"It's difficult to photograph spacecraft miniatures with the elements of layers of gray and rain being opticalled into it. Smoke, steam and fire were all added in miniature. And, traditionally, water and fire are the biggest problems for special effects people because it's so hard to get them in scale. If they're not done right, your eye tends to notice it. A lot of work went into shooting large-scale rain effects. For instance, when you see miniature shots or matte painting shots, there's rain dripping through the frame or distant-apperaing rain, that's actually just shot outdoors late at night with nothing else. Just rain with nothing else and that rain is superimposed with the miniature shots optically. It took many more optical levels than the normal kind of effects of space or a CLOSE ENCOUNTERS. So, it was a real expansion on the kinds of effects we had done before.
"Ridley's plan was to saturate the movie with advertisements and media. We came up with this idea of projecting slides and movies onto a screen surface that was made of a sort of textured plastic. So, instead of looking like a movie projected on a screen, it looked like a series of bulbs shooting up like lights in Times Square. Actually, they were movies being projected onto those surfaces in a separate shot and then opticalled into the main shot. All those commercials had to be shot, they had to be built for the film--opticals, animation, titles, and costumes.
"I think Ridley is brilliant; he's very demanding, very particular. He's wonderful because he draws so well. He used to be an illustrator, so when you get into a storyboard meeting or a conference about a prop or a scene, he's able to express what he wants very clearly by drawing a picture of it. It was delightful working with a man like him--a movie director who also really knows his craft. He's had a lot of experience whith TV commercials and technology. He knows his cameras, his lenses and is able to express what he wants technically--and he really enjoys it. It's not very easy for just any director to come in and make a movie like BLADE RUNNER. He's insatiable.

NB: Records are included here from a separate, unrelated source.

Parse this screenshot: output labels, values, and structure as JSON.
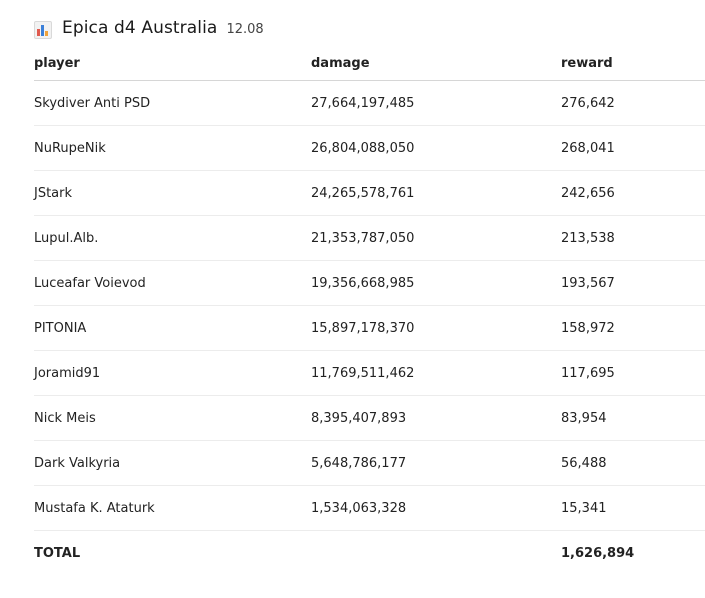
{
  "header": {
    "title": "Epica d4 Australia",
    "subtitle": "12.08",
    "icon": "bar-chart-icon"
  },
  "table": {
    "columns": [
      "player",
      "damage",
      "reward"
    ],
    "rows": [
      {
        "player": "Skydiver Anti PSD",
        "damage": "27,664,197,485",
        "reward": "276,642"
      },
      {
        "player": "NuRupeNik",
        "damage": "26,804,088,050",
        "reward": "268,041"
      },
      {
        "player": "JStark",
        "damage": "24,265,578,761",
        "reward": "242,656"
      },
      {
        "player": "Lupul.Alb.",
        "damage": "21,353,787,050",
        "reward": "213,538"
      },
      {
        "player": "Luceafar Voievod",
        "damage": "19,356,668,985",
        "reward": "193,567"
      },
      {
        "player": "PITONIA",
        "damage": "15,897,178,370",
        "reward": "158,972"
      },
      {
        "player": "Joramid91",
        "damage": "11,769,511,462",
        "reward": "117,695"
      },
      {
        "player": "Nick Meis",
        "damage": "8,395,407,893",
        "reward": "83,954"
      },
      {
        "player": "Dark Valkyria",
        "damage": "5,648,786,177",
        "reward": "56,488"
      },
      {
        "player": "Mustafa K. Ataturk",
        "damage": "1,534,063,328",
        "reward": "15,341"
      }
    ],
    "total": {
      "label": "TOTAL",
      "damage": "",
      "reward": "1,626,894"
    }
  }
}
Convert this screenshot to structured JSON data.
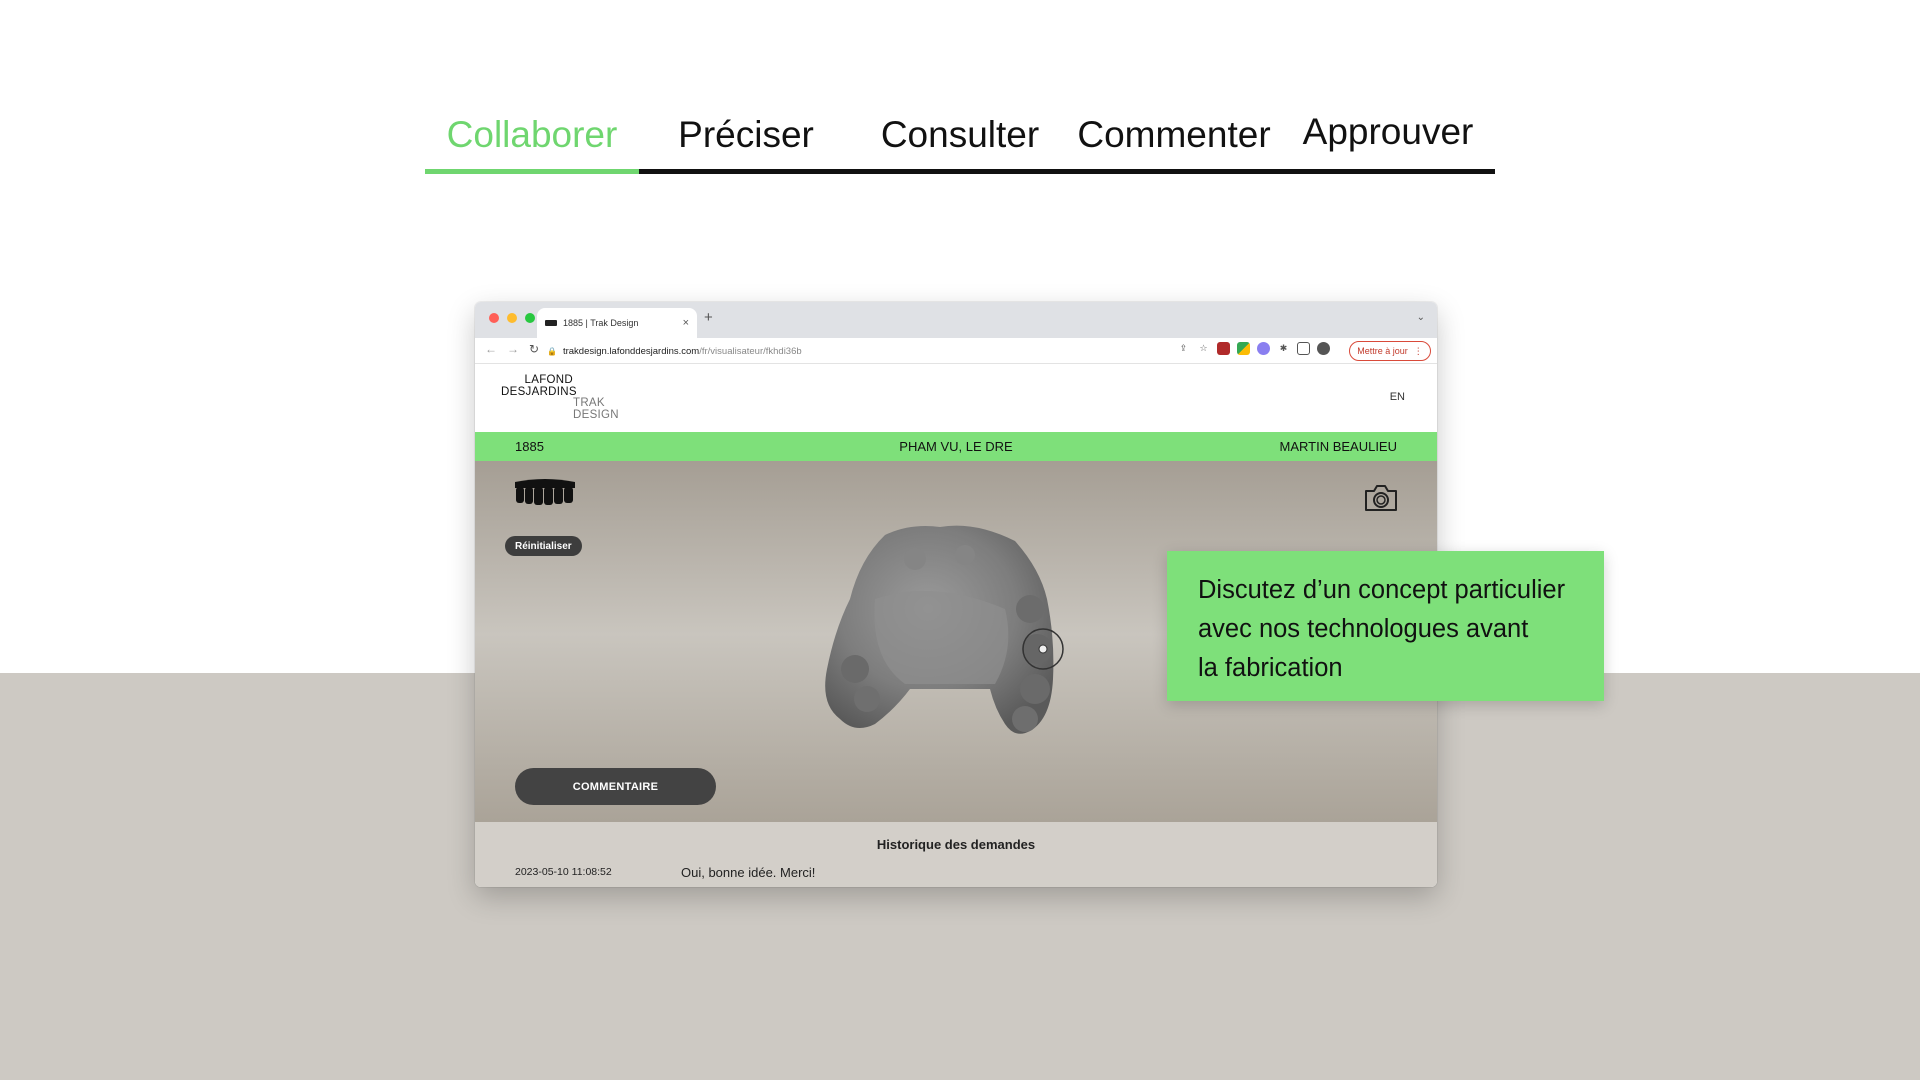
{
  "tabs": [
    {
      "label": "Collaborer",
      "active": true
    },
    {
      "label": "Préciser",
      "active": false
    },
    {
      "label": "Consulter",
      "active": false
    },
    {
      "label": "Commenter",
      "active": false
    },
    {
      "label": "Approuver",
      "active": false
    }
  ],
  "browser": {
    "tab_title": "1885 | Trak Design",
    "new_tab": "+",
    "close": "×",
    "url_host": "trakdesign.lafonddesjardins.com",
    "url_path": "/fr/visualisateur/fkhdi36b",
    "update_label": "Mettre à jour"
  },
  "site": {
    "logo_line1": "LAFOND DESJARDINS",
    "logo_line2": "TRAK DESIGN",
    "lang": "EN"
  },
  "case": {
    "number": "1885",
    "doctor": "PHAM VU, LE DRE",
    "patient": "MARTIN BEAULIEU"
  },
  "viewer": {
    "reset_label": "Réinitialiser",
    "comment_label": "COMMENTAIRE"
  },
  "history": {
    "title": "Historique des demandes",
    "entries": [
      {
        "date": "2023-05-10 11:08:52",
        "message": "Oui, bonne idée. Merci!"
      }
    ]
  },
  "callout": {
    "line1": "Discutez d’un concept particulier",
    "line2": "avec nos technologues avant",
    "line3": "la fabrication"
  },
  "colors": {
    "accent_green": "#7ee07a",
    "tab_active": "#6fd66f",
    "floor": "#cdc9c3"
  }
}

"The challenge was to make composites of vehicles, spinners, live action, rain, lighting effects, big read out screens, flashing lights, neon, spinners in the distance, and camera movements all work simultaneously. These were the most complicated opticals we have ever done. There are more elements per shot, more things moving per shot, more different techniques in each shot. We're really proud of it. Some of the best effects I've ever seen."
"The blimp is a wonderful image. It's the height of technology gone mad. It's part future and part past. The concept of this big dumb thing floating over the city--using that as a way of advertising in the future is a wonderful idea."